Yemen: Hadi Govt Says Houthi Attacks Threaten Peace Process

An Omani-brokered peace effort appears to be making progress

As a new peace push to end the fighting in Yemen brokered by Oman appears to be making some progress, the US and Saudi-backed government of exiled Yemeni President Hadi is warning that Houthi attacks in Maarib are threatening the negotiations.

Speaking to AFP on Friday, Ahmed bin Mubarak, the foreign minister for the Hadi government, said the Houthis offensive in Maarib threatens the peace process. On Thursday, the Houthis were blamed for a blast in Maarib that reportedly killed eight people. Also on Thursday, the Saudi-led coalition said it was halting attacks against the Houthis as a gesture for the peace talks.

It’s not clear if the Houthis were responsible for the blast in Maarib or if it came after the Saudis made their announcement that they were halting attacks.
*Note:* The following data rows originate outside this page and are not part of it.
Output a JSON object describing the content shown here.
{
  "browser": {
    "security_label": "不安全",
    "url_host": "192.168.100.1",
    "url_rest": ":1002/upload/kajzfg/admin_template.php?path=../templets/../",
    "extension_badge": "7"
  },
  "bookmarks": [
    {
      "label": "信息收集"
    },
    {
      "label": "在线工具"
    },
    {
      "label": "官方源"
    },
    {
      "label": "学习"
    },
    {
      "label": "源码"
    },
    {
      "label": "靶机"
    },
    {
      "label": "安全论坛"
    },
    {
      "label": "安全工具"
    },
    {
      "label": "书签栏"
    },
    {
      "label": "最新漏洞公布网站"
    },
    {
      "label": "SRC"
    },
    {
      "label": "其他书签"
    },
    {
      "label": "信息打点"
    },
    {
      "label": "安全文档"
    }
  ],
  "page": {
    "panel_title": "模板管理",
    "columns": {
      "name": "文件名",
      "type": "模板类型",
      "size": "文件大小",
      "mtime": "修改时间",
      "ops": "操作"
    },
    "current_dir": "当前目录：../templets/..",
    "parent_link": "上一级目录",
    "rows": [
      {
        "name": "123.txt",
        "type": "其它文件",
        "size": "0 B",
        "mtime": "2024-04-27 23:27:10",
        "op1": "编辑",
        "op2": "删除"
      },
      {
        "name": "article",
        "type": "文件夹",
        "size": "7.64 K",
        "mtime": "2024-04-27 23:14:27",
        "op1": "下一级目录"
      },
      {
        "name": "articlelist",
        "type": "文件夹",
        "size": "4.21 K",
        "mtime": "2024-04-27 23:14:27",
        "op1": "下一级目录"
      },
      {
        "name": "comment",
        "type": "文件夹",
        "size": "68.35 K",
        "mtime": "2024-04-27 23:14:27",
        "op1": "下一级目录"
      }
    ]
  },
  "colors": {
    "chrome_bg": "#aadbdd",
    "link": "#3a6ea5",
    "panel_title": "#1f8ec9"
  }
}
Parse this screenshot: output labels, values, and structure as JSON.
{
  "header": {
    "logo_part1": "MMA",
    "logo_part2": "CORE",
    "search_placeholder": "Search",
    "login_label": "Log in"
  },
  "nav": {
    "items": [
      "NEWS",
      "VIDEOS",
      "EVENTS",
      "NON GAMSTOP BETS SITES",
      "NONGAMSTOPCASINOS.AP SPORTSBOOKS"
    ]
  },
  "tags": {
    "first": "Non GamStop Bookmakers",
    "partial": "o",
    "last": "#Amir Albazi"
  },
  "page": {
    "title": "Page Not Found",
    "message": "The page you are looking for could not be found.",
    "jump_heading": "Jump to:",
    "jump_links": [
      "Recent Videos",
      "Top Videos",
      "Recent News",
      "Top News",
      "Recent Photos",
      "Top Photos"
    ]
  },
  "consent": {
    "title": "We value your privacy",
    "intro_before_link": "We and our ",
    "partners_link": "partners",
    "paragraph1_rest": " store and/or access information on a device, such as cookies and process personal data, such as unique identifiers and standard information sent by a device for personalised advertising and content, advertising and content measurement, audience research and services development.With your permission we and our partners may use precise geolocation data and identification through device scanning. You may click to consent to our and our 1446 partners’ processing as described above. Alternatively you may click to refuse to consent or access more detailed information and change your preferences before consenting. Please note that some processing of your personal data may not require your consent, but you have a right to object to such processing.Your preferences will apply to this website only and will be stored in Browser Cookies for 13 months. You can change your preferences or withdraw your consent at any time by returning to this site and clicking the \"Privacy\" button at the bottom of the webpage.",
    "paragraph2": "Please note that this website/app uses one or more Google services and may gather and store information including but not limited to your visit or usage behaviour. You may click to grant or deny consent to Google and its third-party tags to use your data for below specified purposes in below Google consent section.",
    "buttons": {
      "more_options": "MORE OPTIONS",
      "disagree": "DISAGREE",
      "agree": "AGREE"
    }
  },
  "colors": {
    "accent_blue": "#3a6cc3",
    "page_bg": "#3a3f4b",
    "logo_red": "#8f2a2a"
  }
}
If not for air support from the Saudi-led coalition, the city of Maarib would have likely fallen to the Houthis long ago.

Until now, the Saudi coalition was not offering the Houthis any new proposals, so the group had no reason to halt the Maarib offensive. Lifting the blockade has always been a key condition for the Houthis to pursue peace talks and agree to a ceasefire.

Amid the news of an Omani-led peace effort, sources told Reuters that the Houthis are renovating the Sanaa airport, a sign that the blockade might be eased soon. Oman is sending a delegation to Sanaa this Saturday to speak with Houthi leaders.

The blockade is still being enforced on Yemen despite UN warnings that 400,000 Yemeni children under five will starve to death if conditions don’t change. The Houthis, as well as international aid organizations, are calling for the blockade to be separated from the peace talks, so the Saudis don’t use the suffering of the Yemeni people as leverage.